まふまふ 『陶都物語三 ~赤き炎の中に~』

怪童・草太、ついに出世のとき! 次の交渉相手は美濃郡代、それとも将軍さま!?
天領窯を手中にした草太の運命が、大きく動く第3巻! !

高級白磁<ボーンチャイナ>を天下に売り出す。そんな野望に燃える草太の次の障害は、美濃の焼物流通を独占する特権商人。
その取締役をつとめる豪商・西浦屋とチート小僧が激しくぶつかり合う!
地縁血縁にこすからい搦め手――からくもそれらを掻い潜り、草太が見出したわずかな商機は、外国人が来航し始めた下田の港にあった――。

ようやくボーンチャイナの製造体制が整っていくのですが、美濃の陶器全般を牛耳る西浦屋によってあの手この手で妨害を受けます。
そんな時に西浦屋の娘・祥子に遭遇して、心ならずも西浦屋の主人である円治と対面して啖呵を切る場面もあったり。
ともかく日本一、いや世界一の陶磁器作りに邁進する草太の次なる懸案はいかに高く売りつけるか。
草太は完成した中で選りすぐりの茶器セットを持って向かうは伊豆下田。ここで知識チートを活かすべく、来日した外国人向けにティーセットのプレゼンを目論んでいたのでした。
下田で運良く出会えたのは幕末における著名人の一人、川路聖謨
人格者である彼のおかげで草太はなんとロシアの使節プチャーチンとの話し合いの場に潜り込み、見事売り込むことに成功します。
プチャーチンが持ち込んだボーンチャイナを欲しがり、その場で渡されてしまったのは草太の目論みとは違ってしまいましたが、幕府への足がかりはできたのは確か。
将軍との接見を経て幕府御用品として認められてから天領窯を取り巻く環境は目まぐるしく変わっていき、草太も多忙を極めていくのでした。

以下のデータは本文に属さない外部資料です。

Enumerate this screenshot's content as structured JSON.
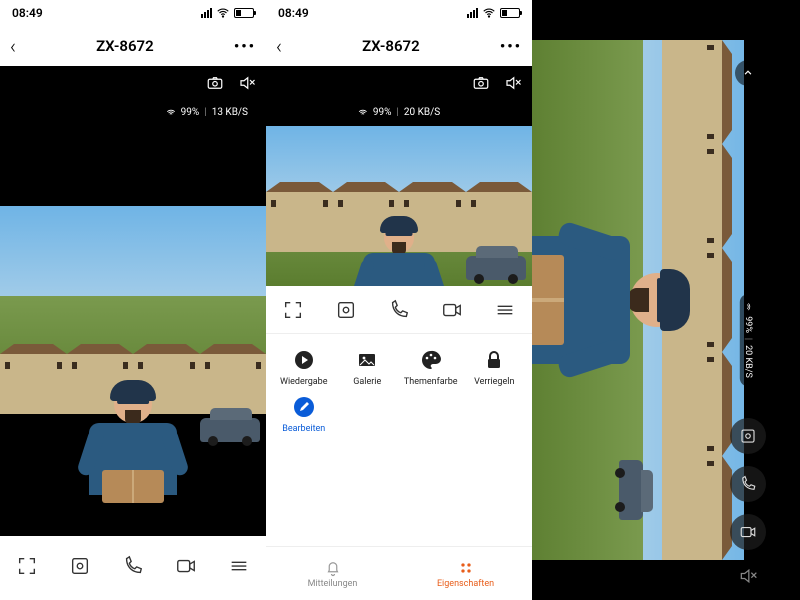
{
  "statusbar": {
    "time": "08:49"
  },
  "header": {
    "title": "ZX-8672"
  },
  "stream": {
    "signal_pct": "99%",
    "rate_a": "13 KB/S",
    "rate_b": "20 KB/S",
    "rate_c": "20 KB/S"
  },
  "features": {
    "playback": "Wiedergabe",
    "gallery": "Galerie",
    "theme": "Themenfarbe",
    "lock": "Verriegeln",
    "edit": "Bearbeiten"
  },
  "tabs": {
    "notifications": "Mitteilungen",
    "properties": "Eigenschaften"
  },
  "icons": {
    "camera": "camera-icon",
    "mute": "mute-icon",
    "fullscreen": "fullscreen-icon",
    "record": "record-icon",
    "call": "call-icon",
    "video": "video-icon",
    "options": "options-icon"
  }
}
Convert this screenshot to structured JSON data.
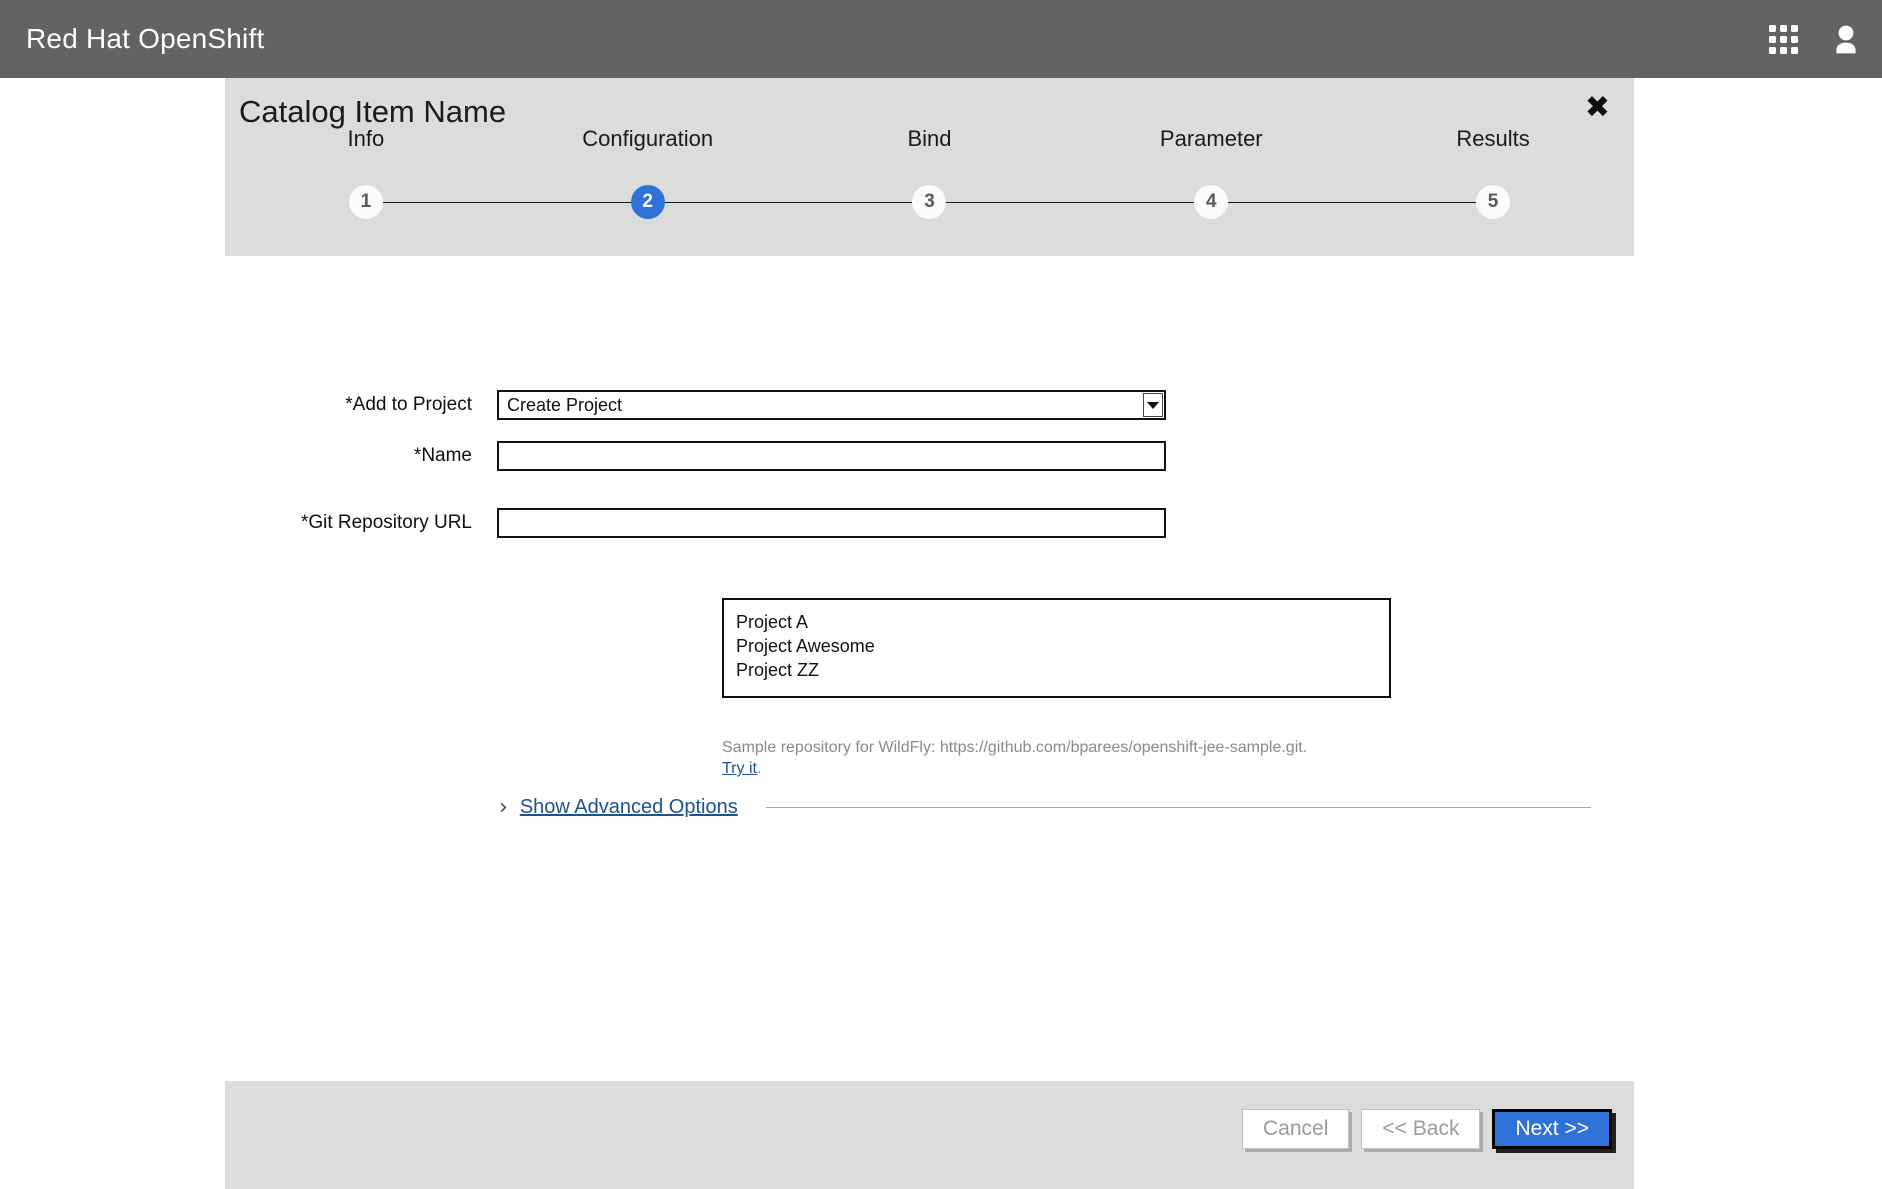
{
  "masthead": {
    "brand": "Red Hat OpenShift",
    "apps_icon": "grid-icon",
    "user_icon": "user-avatar-icon"
  },
  "panel": {
    "title": "Catalog Item Name",
    "close_label": "✖"
  },
  "wizard": {
    "steps": [
      {
        "number": "1",
        "label": "Info",
        "active": false
      },
      {
        "number": "2",
        "label": "Configuration",
        "active": true
      },
      {
        "number": "3",
        "label": "Bind",
        "active": false
      },
      {
        "number": "4",
        "label": "Parameter",
        "active": false
      },
      {
        "number": "5",
        "label": "Results",
        "active": false
      }
    ],
    "active_step": 2,
    "active_color": "#2f73d8",
    "inactive_color": "#fbfbfb"
  },
  "form": {
    "add_to_project": {
      "label": "*Add to Project",
      "value": "Create Project",
      "expanded": true,
      "arrow_icon": "chevron-down-icon",
      "options": [
        "Project A",
        "Project Awesome",
        "Project ZZ"
      ]
    },
    "name": {
      "label": "*Name",
      "value": "",
      "placeholder": ""
    },
    "git_repository_url": {
      "label": "*Git Repository URL",
      "value": "",
      "placeholder": "",
      "help_text": "Sample repository for WildFly: https://github.com/bparees/openshift-jee-sample.git.",
      "help_link_text": "Try it",
      "help_link_suffix": "."
    },
    "advanced": {
      "chevron_icon": "chevron-right-icon",
      "link_text": "Show Advanced Options"
    }
  },
  "footer": {
    "cancel_label": "Cancel",
    "back_label": "<< Back",
    "next_label": "Next >>"
  },
  "colors": {
    "masthead_bg": "#636363",
    "panel_header_bg": "#dcdcdc",
    "primary_blue": "#2f73d8",
    "link_blue": "#21508f",
    "help_grey": "#8a8a8a"
  }
}
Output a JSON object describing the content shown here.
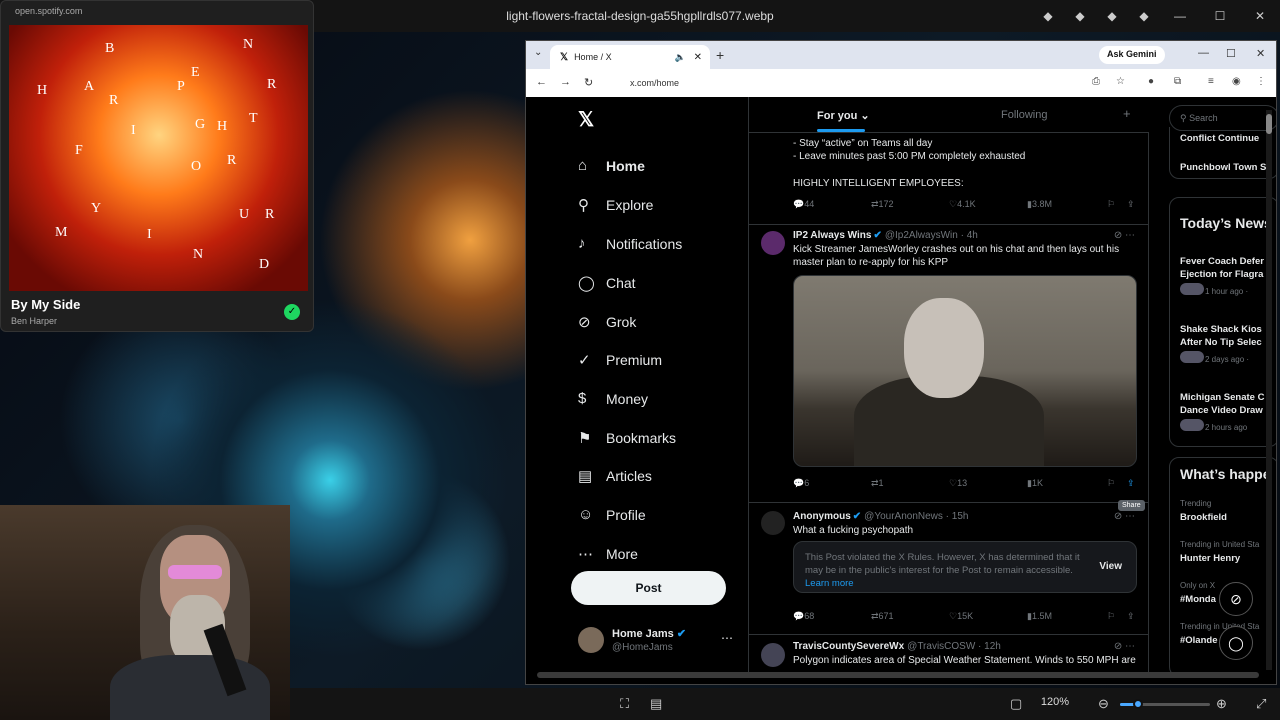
{
  "viewer": {
    "title": "light-flowers-fractal-design-ga55hgpllrdls077.webp",
    "zoom": "120%",
    "zoom_level": 0.2
  },
  "spotify": {
    "url": "open.spotify.com",
    "song": "By My Side",
    "artist": "Ben Harper",
    "letters": [
      "B",
      "N",
      "E",
      "H",
      "A",
      "R",
      "P",
      "R",
      "T",
      "G",
      "H",
      "I",
      "F",
      "R",
      "O",
      "Y",
      "U",
      "R",
      "M",
      "I",
      "N",
      "D"
    ]
  },
  "browser": {
    "tab_title": "Home / X",
    "ask_gemini": "Ask Gemini",
    "url": "x.com/home"
  },
  "sidebar": {
    "items": [
      {
        "label": "Home",
        "icon": "⌂"
      },
      {
        "label": "Explore",
        "icon": "⚲"
      },
      {
        "label": "Notifications",
        "icon": "♪"
      },
      {
        "label": "Chat",
        "icon": "◯"
      },
      {
        "label": "Grok",
        "icon": "⊘"
      },
      {
        "label": "Premium",
        "icon": "✓"
      },
      {
        "label": "Money",
        "icon": "$"
      },
      {
        "label": "Bookmarks",
        "icon": "⚑"
      },
      {
        "label": "Articles",
        "icon": "▤"
      },
      {
        "label": "Profile",
        "icon": "☺"
      },
      {
        "label": "More",
        "icon": "⋯"
      }
    ],
    "post_button": "Post",
    "account_name": "Home Jams",
    "account_handle": "@HomeJams"
  },
  "feed": {
    "tabs": [
      "For you",
      "Following"
    ],
    "post0": {
      "lines": [
        "- Stay “active” on Teams all day",
        "- Leave minutes past 5:00 PM completely exhausted",
        "HIGHLY INTELLIGENT EMPLOYEES:"
      ],
      "replies": "44",
      "reposts": "172",
      "likes": "4.1K",
      "views": "3.8M"
    },
    "post1": {
      "name": "IP2 Always Wins",
      "meta": "@Ip2AlwaysWin · 4h",
      "text1": "Kick Streamer JamesWorley crashes out on his chat and then lays out his",
      "text2": "master plan to re-apply for his KPP",
      "replies": "6",
      "reposts": "1",
      "likes": "13",
      "views": "1K"
    },
    "share_tooltip": "Share",
    "post2": {
      "name": "Anonymous",
      "meta": "@YourAnonNews · 15h",
      "text": "What a fucking psychopath",
      "notice1": "This Post violated the X Rules. However, X has determined",
      "notice2": "that it may be in the public's interest for the Post to remain",
      "notice3": "accessible.",
      "learn_more": "Learn more",
      "view": "View",
      "replies": "68",
      "reposts": "671",
      "likes": "15K",
      "views": "1.5M"
    },
    "post3": {
      "name": "TravisCountySevereWx",
      "meta": "@TravisCOSW · 12h",
      "text": "Polygon indicates area of Special Weather Statement. Winds to 550 MPH are"
    }
  },
  "right": {
    "search_placeholder": "Search",
    "partial1": "Conflict Continue",
    "partial2": "Punchbowl Town S",
    "news_header": "Today’s News",
    "news": [
      {
        "title1": "Fever Coach Defer",
        "title2": "Ejection for Flagra",
        "time": "1 hour ago ·"
      },
      {
        "title1": "Shake Shack Kios",
        "title2": "After No Tip Selec",
        "time": "2 days ago ·"
      },
      {
        "title1": "Michigan Senate C",
        "title2": "Dance Video Draw",
        "time": "2 hours ago"
      }
    ],
    "happening_header": "What’s happe",
    "trends": [
      {
        "label": "Trending",
        "name": "Brookfield"
      },
      {
        "label": "Trending in United Sta",
        "name": "Hunter Henry"
      },
      {
        "label": "Only on X",
        "name": "#Monda"
      },
      {
        "label": "Trending in United Sta",
        "name": "#Olande"
      }
    ]
  }
}
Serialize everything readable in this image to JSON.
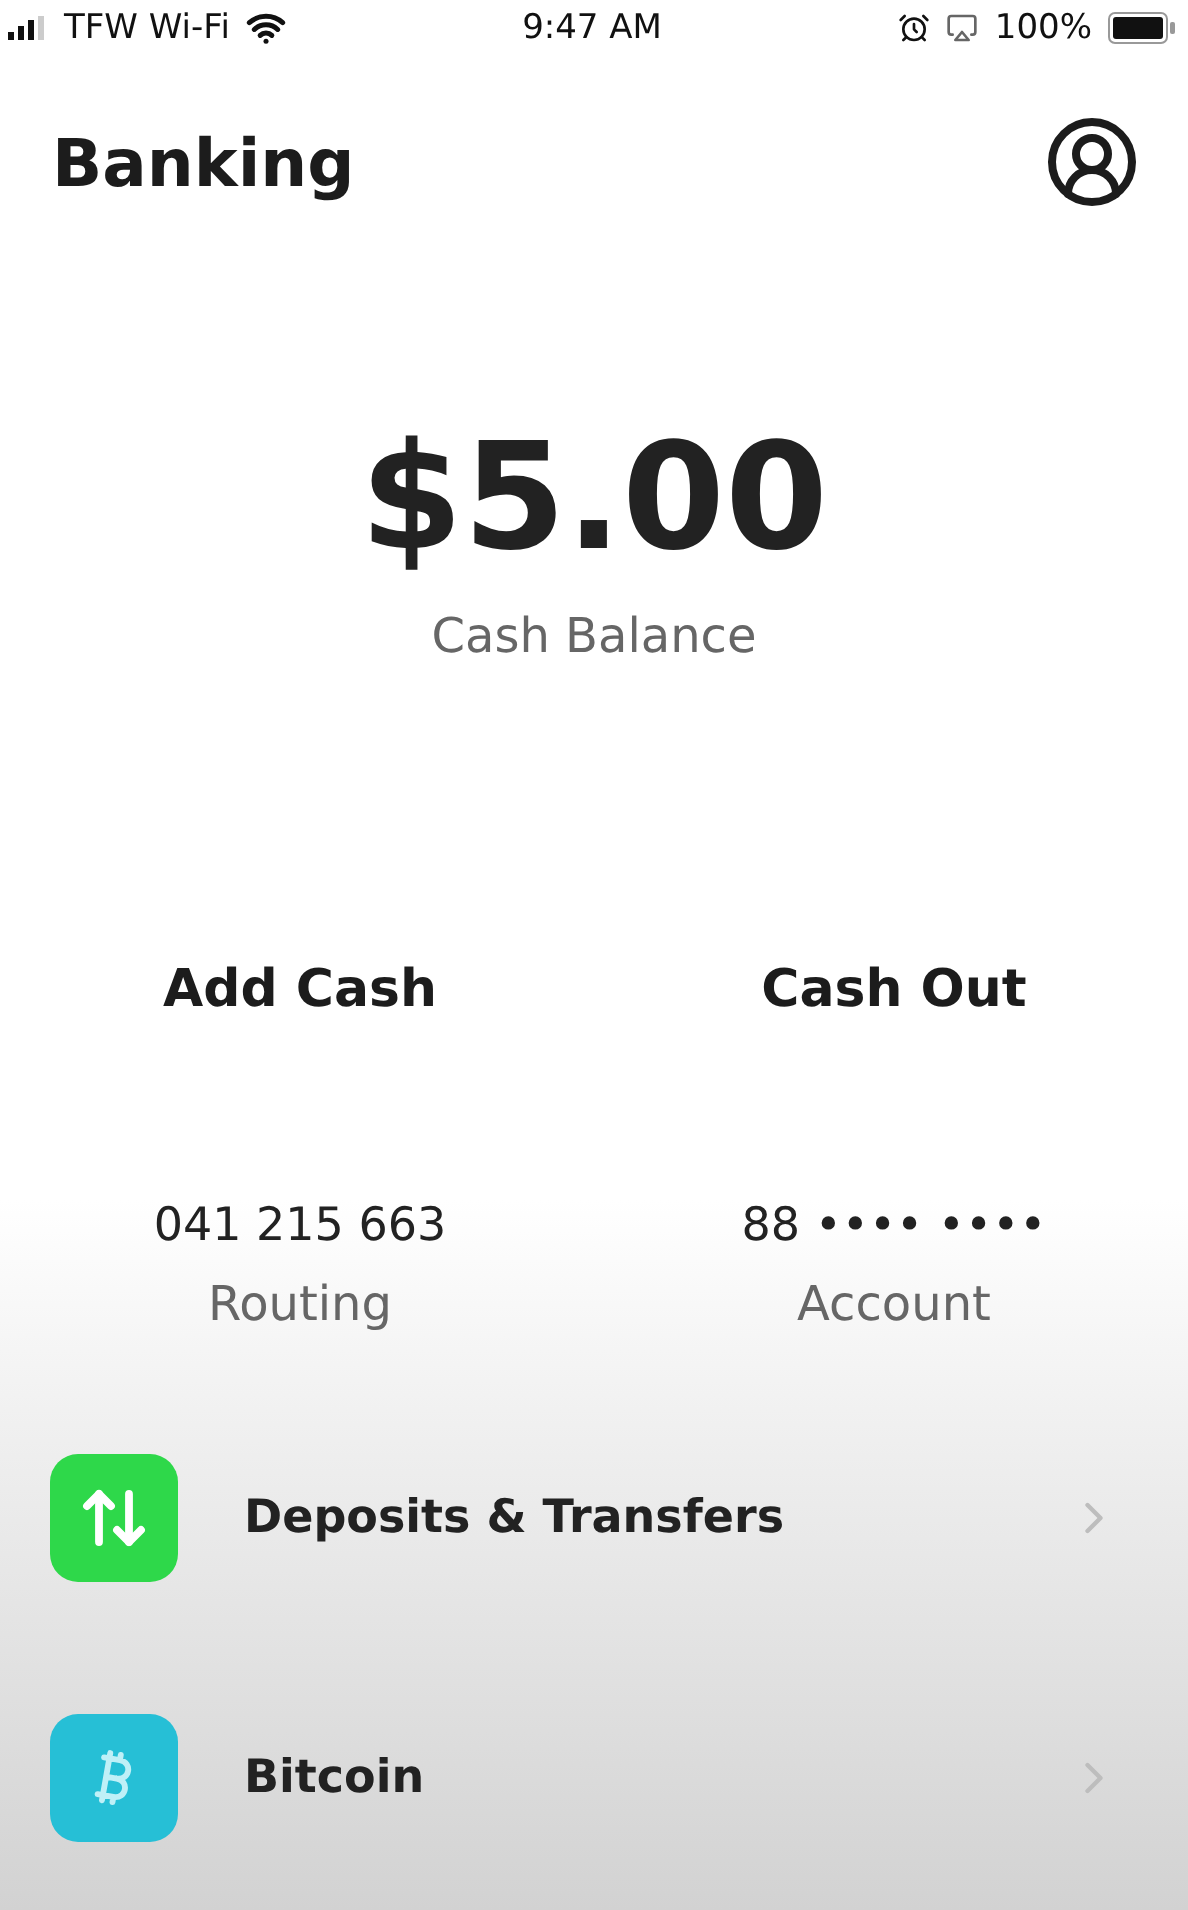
{
  "status_bar": {
    "carrier": "TFW Wi-Fi",
    "time": "9:47 AM",
    "battery": "100%"
  },
  "header": {
    "title": "Banking"
  },
  "balance": {
    "amount": "$5.00",
    "label": "Cash Balance"
  },
  "actions": [
    "Add Cash",
    "Cash Out"
  ],
  "account_info": [
    {
      "value": "041 215 663",
      "label": "Routing"
    },
    {
      "value": "88 •••• ••••",
      "label": "Account"
    }
  ],
  "menu": [
    {
      "kind": "transfers",
      "color": "#2ed84a",
      "label": "Deposits & Transfers"
    },
    {
      "kind": "bitcoin",
      "color": "#26bfd6",
      "label": "Bitcoin"
    }
  ]
}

小説家になろう』の歴史ものの中でも時代考証的に本格派といってもいい本作ですが、書籍化となってからはセールスが振るわなかったようで。
一巻だけで打ち切りかと思われましたが、間隔は空いたものの続巻は刊行されました。
しかし、この三巻で書籍は完結となったようです。
歴史で人気のある時代といえば一に戦国時代です。
大河ドラマでもよく扱われるように、幕末も面白さでは負けていないと思うんですけど。
セールスが不振だったのは主人公が幼すぎたり、ヒロイン不在だったり、陶器というテーマが地味だったとか?
歴史好きには人気でも、一般受けはしなかったのかもしれません。
3巻で終わりと知って購入したものの、なんとなく1年くらい積んだままでした。

しかし、読んでみるとやっぱり面白いですね。
前半は陶磁器作りの用語が頻出したり、なかなかじれったい展開もありましたが、草太が史実著名人相手に手八丁口八丁で売り込んでいくあたりは痛快さを感じました。
原作では老中筆頭の阿部伊勢守に才能を買われたあまりに陶磁器作り以外に奔走しすぎて心配するほどでした。まぁ、それはそれで充分面白くて先に気になったものです。
3巻完結ということで、将軍・老中との謁見がクライマックス。エピローグはプロローグに繋がる形で終わらせたので、中途半端さはあまり感じさせないきれいな幕切れだったのかもしれません。
だとしても、原作の魅力を充分伝えきれずに終わってしまった感はありますね。